P. E como fica o ecossistema?
R. A onda foi pavimentando o trajeto, porque aquilo é uma massa com certa densidade, não é essa lama de enchente que é mais rala, ela tem densidade e uma liga, dessa forma foi pavimentando onde passou. Ela ocupou tanto o leito do curso d’água como as margens. Dependendo da região, chegou a uma faixa de 50 a 100 metros para além da borda do rio. As comunidades que estavam no caminho perderam todas as suas propriedades, perderam seu meio de vida, porque tinham pequenos agricultores que tiveram as fazendas devastadas, sem contar todo o prejuízo do ecossistema que substituído. Imagina que o ecossistema aquático foi totalmente ocupado por esse material de rejeitos.

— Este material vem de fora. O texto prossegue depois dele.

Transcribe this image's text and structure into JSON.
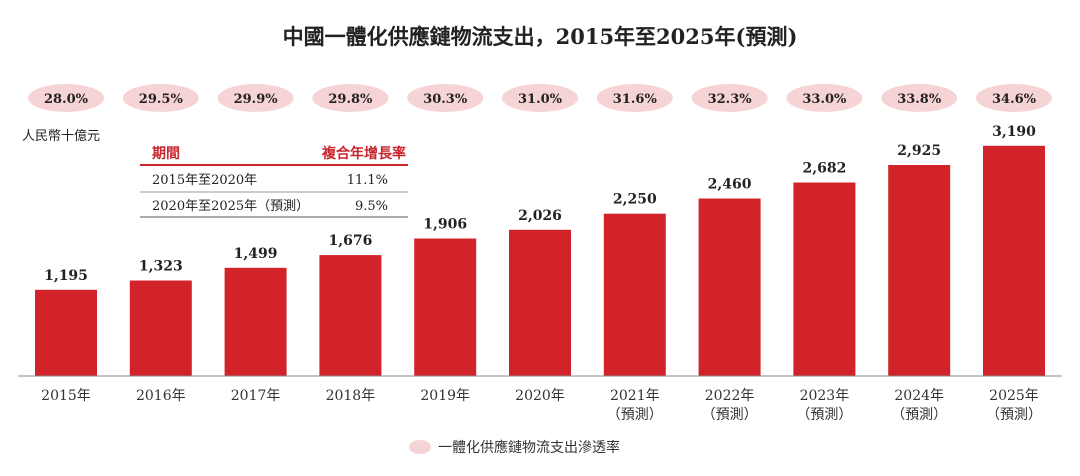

P. E qual situação dos rios da região?
R. Essa tsunami toda chegou rapidamente aos rios. A lama saiu de um afluente, que era o Gualaxu , passou para o Rio do Carmo e atingiu o Doce que é o rio principal, que configura a bacia. Então foi descendo rio abaixo, trazendo outros efeitos, matando todos os peixes já que a densidade da lama retirou o oxigênio da água. Há cenas chocantes de peixes pulando para fora da água. Um quadro absolutamente tétrico, horrível, inimaginável. O rio Doce tinha uma biodiversidade bem diversificada, cerca de 80 espécies diferentes. Todos os sistemas se interligam, tem espécie no fundo do rio outro debaixo de pedra, isso foi tudo alterado, são danos imensuráveis, porque o que perdeu em cada metro que a onda passou é absurdo, você perdeu e terá um reflexo na qualidade e quantidade da diversidade aquática que sobreviveu.
P. Há uma previsão de recuperação do rio Doce?
R. No caso do rio Doce, como ele é maior, como tem outros afluentes, isso ajuda na recuperação. Acho que em 10 anos talvez ele consiga ter um padrão melhor, mas mesmo assim, dada a dimensão, ainda é uma estimativa que não vai ter como medir.
P. E as comunidades ribeirinhas qual a extensão do dano?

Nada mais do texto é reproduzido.